Die Ausübung dieser Macht hat freilich ihre eigenen Tücken, der geschäftsmäßige Umgang damit folglich seine eigene Logik.
a) Das Risiko
Das Funktionieren der Finanzbranche beruht darauf, dass sich ihre Kredite wirklich als Geldkapital bewähren, also durch Reichtum vermehrende Geschäfte bestätigt werden, und dass ihre Zahlungsmittel durch solche Geschäfte ‚gedeckt‘ sind, also bezifferte Geldmacht darstellen, statt diese nur durch Ausübung ihrer Funktionen zu fingieren; dass also die Kapitalverwertung auch stattfindet, die im Rechtsverhältnis zwischen Bank und ‚Realwirtschaft‘ nicht nur beabsichtigt, sondern veranschlagt ist, als wäre sie schon eingetreten: als Forderung, die die Verbindlichkeiten des Kreditinstituts rechtfertigt; als Aktivposten in der Vermögensbilanz, der für die Zahlungsmittel bürgt, mit denen das Gewerbe die Geschäftswelt ausstattet und das Publikum einkaufen lässt.
Dem Finanzgewerbe selbst ist dabei seine Abhängigkeit von der Unternehmenswelt vertraut, die sich unter Einsatz geliehenen Geldes mit den Fährnissen des Marktes herumschlägt. Bankleute wissen, dass sie bei aller Sorgfalt im Abschätzen von Risiken und bei allem Einfluss auf den Verlauf der Konkurrenz nie verbürgen können, wofür sie sich ihren Kunden gegenüber haftbar machen, nämlich dass die finanzierten Geschäfte auch gelingen. Und sie stellen sich – wie alle Artisten im marktwirtschaftlichen Zirkus –, geleitet von ihrem praktischen Interesse, der Herausforderung, die ihrem Unternehmen aus diesem grundsätzlichen Widerspruch ihrer Schuldenwirtschaft erwächst.

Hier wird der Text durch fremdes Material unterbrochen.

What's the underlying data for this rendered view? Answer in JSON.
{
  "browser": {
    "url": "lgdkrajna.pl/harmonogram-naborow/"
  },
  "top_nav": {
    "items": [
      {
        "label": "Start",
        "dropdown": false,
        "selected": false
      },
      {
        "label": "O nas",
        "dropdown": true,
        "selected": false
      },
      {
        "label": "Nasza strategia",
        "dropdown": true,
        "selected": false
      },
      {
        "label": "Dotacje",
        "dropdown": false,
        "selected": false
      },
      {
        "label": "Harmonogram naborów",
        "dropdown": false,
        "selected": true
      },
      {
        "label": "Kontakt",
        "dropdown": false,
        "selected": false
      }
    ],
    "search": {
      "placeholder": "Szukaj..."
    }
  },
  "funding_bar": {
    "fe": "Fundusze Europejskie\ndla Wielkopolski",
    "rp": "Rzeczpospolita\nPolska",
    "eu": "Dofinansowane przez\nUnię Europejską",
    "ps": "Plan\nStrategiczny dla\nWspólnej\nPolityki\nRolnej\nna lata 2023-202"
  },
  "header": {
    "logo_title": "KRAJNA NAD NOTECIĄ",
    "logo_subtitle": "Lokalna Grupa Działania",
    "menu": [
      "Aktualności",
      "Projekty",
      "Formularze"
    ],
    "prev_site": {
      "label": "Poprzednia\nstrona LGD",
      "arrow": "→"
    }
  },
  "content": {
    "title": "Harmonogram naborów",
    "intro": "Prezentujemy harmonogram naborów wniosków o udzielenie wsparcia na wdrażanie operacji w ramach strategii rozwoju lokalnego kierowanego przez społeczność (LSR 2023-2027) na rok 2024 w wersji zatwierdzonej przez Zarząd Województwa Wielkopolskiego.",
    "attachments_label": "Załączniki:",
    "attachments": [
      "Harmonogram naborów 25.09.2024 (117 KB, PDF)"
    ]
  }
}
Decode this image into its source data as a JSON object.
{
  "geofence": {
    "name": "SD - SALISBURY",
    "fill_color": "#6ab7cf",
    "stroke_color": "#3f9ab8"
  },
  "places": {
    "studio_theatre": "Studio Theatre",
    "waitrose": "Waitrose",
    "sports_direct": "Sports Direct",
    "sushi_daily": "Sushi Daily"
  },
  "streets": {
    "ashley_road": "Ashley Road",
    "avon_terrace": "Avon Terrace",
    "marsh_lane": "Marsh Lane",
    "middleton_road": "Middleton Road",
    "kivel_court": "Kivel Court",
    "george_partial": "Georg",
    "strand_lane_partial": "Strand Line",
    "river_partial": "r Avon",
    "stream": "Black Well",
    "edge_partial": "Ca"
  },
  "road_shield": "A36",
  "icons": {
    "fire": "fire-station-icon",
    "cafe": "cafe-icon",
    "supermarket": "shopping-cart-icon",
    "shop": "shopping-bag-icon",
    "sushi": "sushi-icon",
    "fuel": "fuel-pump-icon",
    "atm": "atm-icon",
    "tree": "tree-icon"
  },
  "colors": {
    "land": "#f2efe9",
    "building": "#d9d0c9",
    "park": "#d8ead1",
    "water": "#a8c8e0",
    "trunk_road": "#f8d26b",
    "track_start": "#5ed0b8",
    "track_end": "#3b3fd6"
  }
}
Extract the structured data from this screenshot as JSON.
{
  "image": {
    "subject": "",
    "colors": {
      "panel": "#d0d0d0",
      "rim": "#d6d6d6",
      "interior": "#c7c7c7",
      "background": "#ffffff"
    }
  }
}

Den Beweis, dass die von ihm veranstaltete Geld- und Kreditschöpfung sich in wachstumswirksamer Anwendung von Geldkapital niederschlägt, vermag zwar kein Finanzinstitut anzutreten. Umso eifriger jedoch ist ein jedes darauf aus zu vermeiden, dass es zum Opfer seiner Spekulation wird, und bemüht, aller Welt die Verlässlichkeit seiner Rechnungen zu demonstrieren. Die Geld- und Kreditschöpfung, die erst einmal schlicht das eine Ziel hat, Umsatz und Gewinn zu steigern, hat deshalb für die Schöpfer eine Konsequenz, der sie nicht ausweichen können: Sie kommen nicht umhin, bei der Ausdehnung ihres Geschäftsvolumens Selbstkontrolle zu üben. Im ausgiebigen Gebrauch ihrer Freiheit, eigene und fremde Schulden als Geldkapital zu behandeln, nämlich als ihnen zu Gebote stehende Geldquellen zu verwenden, dürfen sie eine Grenze nicht überschreiten: Der gedeihliche Verkehr mit den Partnern schließt die pünktliche Pflichterfüllung ein, die in der Leistung fälliger Zahlungen besteht. Die Macht der Bank hängt davon ab, dass sie in ihrer Eigenschaft als Schuldner besteht; also jederzeit liquide ist.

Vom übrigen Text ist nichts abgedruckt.